Every day my hair was a mess, messy sex hair, and Elizabeth hadn’t the time to get it right every day, the tight waves and curls, the two of us racing to get it done before Belle’s set. She said she didn’t know what to do with me, that the Chicago wind must be stronger than she knew, and I laughed, a dirty laugh, a good-time-girl laugh, and she gave me a look like maybe it wasn’t the wind, maybe it was Skip, and then she sighed, “Oh those Folsom boys.”
Then one day we were running later than usual and Belle was in a monstrous mood, her husband was in town and he was not a part of the road family, him being bossier than Belle herself, and there couldn’t be two bosses of the show. Belle started griping that Elizabeth was her girl and not my girl, and we were wincing hearing her voice, so beautiful when she sang but intimidating when she spoke, and Belle was right, it’s true, Elizabeth was hers and not mine. And Elizabeth said she’d rather just cut all my hair off and be done with it, and then I told her to do it and the very next day she did, it was a bob, and it was done.
Now the men in my life had even more ardor for me, this new me with the new hair. Paul liked it because it was different, spontaneous, a change of plans, and Skip liked it because it was smart and stylish and fresh. I liked my hair because it didn’t slow me down. I was a twirling, racing, breathless, desirable woman. I felt like I had everything I needed for one perfect week.
But one morning I woke up with a pain in my stomach, serious and low, slow and steady, and along with that my undergarments were stained with a white mess, and that didn’t seem right either. And I tried all the old wives’ recipes I’ve heard, gypsy recipes too, but alas and alack, the pain would not stop, the undergarments continued to spoil, and I knew I was ruined in some way.

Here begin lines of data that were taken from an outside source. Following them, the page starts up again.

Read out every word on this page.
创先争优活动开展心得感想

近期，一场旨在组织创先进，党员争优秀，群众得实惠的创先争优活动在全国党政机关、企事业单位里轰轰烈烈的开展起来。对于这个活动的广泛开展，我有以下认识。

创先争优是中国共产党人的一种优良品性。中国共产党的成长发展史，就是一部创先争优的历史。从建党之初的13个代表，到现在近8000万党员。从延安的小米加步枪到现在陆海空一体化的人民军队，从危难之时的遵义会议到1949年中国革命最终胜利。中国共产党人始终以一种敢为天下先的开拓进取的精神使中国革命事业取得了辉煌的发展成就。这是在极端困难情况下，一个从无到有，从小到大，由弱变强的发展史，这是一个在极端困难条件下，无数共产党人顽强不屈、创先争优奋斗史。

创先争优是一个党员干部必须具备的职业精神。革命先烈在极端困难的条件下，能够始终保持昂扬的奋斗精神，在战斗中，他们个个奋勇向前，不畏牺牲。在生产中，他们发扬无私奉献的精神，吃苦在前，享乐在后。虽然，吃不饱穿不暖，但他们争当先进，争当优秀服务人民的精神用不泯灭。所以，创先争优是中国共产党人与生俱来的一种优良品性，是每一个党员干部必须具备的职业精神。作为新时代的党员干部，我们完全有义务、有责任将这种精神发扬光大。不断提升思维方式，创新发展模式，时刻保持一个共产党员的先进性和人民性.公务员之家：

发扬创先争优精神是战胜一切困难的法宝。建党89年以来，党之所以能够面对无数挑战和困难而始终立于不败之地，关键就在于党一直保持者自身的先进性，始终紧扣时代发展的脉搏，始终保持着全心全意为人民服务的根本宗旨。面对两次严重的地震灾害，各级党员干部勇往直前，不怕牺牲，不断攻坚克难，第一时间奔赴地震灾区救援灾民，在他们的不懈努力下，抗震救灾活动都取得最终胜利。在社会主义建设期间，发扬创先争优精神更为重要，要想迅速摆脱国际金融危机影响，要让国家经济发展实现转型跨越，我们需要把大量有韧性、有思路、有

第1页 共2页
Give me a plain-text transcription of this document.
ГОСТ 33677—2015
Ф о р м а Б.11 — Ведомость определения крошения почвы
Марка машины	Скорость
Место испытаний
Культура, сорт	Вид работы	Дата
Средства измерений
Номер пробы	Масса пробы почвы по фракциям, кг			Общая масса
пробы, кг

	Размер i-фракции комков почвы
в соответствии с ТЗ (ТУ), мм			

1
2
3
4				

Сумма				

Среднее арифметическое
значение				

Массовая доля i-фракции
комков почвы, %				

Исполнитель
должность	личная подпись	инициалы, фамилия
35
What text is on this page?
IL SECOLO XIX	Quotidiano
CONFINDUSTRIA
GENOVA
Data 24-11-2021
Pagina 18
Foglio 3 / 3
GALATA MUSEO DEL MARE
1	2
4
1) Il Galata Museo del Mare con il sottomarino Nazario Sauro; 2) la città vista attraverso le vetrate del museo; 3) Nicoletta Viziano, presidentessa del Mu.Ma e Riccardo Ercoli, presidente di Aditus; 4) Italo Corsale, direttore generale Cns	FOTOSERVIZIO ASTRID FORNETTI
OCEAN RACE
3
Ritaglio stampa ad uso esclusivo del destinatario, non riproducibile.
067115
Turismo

I didn’t believe I could tell anyone in my road family about my pain, not Elizabeth or Belle or Felix and especially not Skip. This is the hard part when you’re a liar and a cheat and you have secrets, because you’re really alone when things are bad, then you’re really invisible. So I found a doctor for ladies and he stared at me down there for a while and coughed and hemmed and hawed and then, without looking me in the eye, told me I had the clap. The clap! Here I was, living for applause all this time, and boy oh boy, did I get it.
Now I knew I could have gotten the disease from either Skip or Paul, but I had an idea it was from Paul because I was sure I wasn’t his only girl on the side, that there were other girls, ones who took money from him, and those kinds of girls sometimes have the clap, although there I was with it too, so who was I to judge or say anything? I asked Paul about it, I asked him if he had a little something going on down there, and he said that when you lived a life like his, there was always a little something going on down there.